Людей терзает необъятность вечности.

И потому мы задаёмся вопросом: услышат

ли потомки о наших деяниях, будут ли

помнить наши имена, когда мы уйдём, и

захотят ли знать, какими мы были, как

храбро мы сражались, как отчаянно мы

любили.

Дэвид Бениофф "Троя"

Пролог

Мало солнце, но хватает его на весь раскинувшийся под ним край. И от него колеблется маревом горизонт. Слепящий блеск играет в зеркалах бесчисленных озёр. Чуть приметными морщинами рождаются под ветром волны и, разгоняясь на просторе, набирают мощь, вскипают пенной гривой, без устали моют прибрежные пески и раскачивают камыши. Рыба, дичь кишмя кишит.

А меж озёр громоздятся горы, замшелые, до самой макушки заросшие шиповником, акацией, сосной и берёзой. В густых лесах, в горных распадках, в низинах и долинах, в степях и поймах рек — всякой птицы, всякого зверья можно встретить.

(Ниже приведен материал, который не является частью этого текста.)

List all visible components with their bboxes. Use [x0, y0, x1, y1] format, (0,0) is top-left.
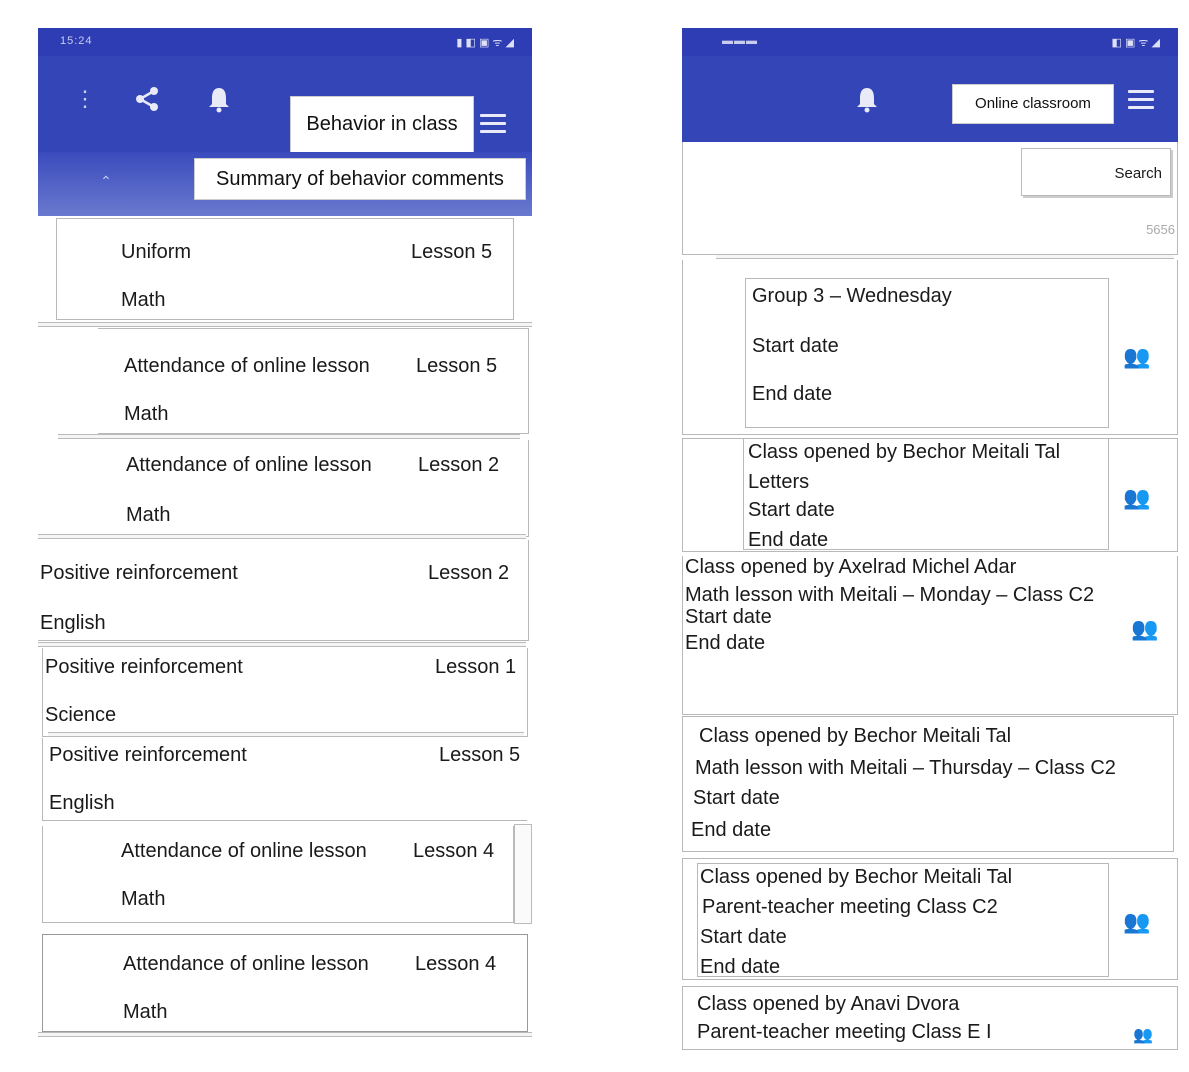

В утробе седых громад, размытых, разрушенных, навороченных — и железо, и медь, и золото, и ртуть, и свинец, и графит, и цемент, и чего только нет, а уголь чёрным глянцем выступает по всем трещинам, залегает могучими пластами. Под мохнатыми корнями вывороченной бурей вековой сосны вдруг тонко заиграют радугой искристые самоцветы.

А от гор, от лесных озёр потянулись на юг степи, потянулись и потеряли границы и пределы. Когда плужный лемех режет в широком поле борозду, отваливается такая мягкая земля, что не земля, а пух, хоть подушки набивай. Но иной раз вывернется со скрежетом проржавелый железняк или скругленный некогда речными струями булыжник. А какую удивительно родящую силу таит в себе эта земля! Вспашешь стерню иль целину, былинки не оставишь от буйного царства зелени — глядь, после дождя побеги пошли, глядь — и затянулась чёрная рана.

После долгой зимы, заслезится под лучами снег, сойдёт, прольют дожди, напьётся жадная земля, а потом начнётся радующая глаз и сердце безумная борьба за жизнь всего живого.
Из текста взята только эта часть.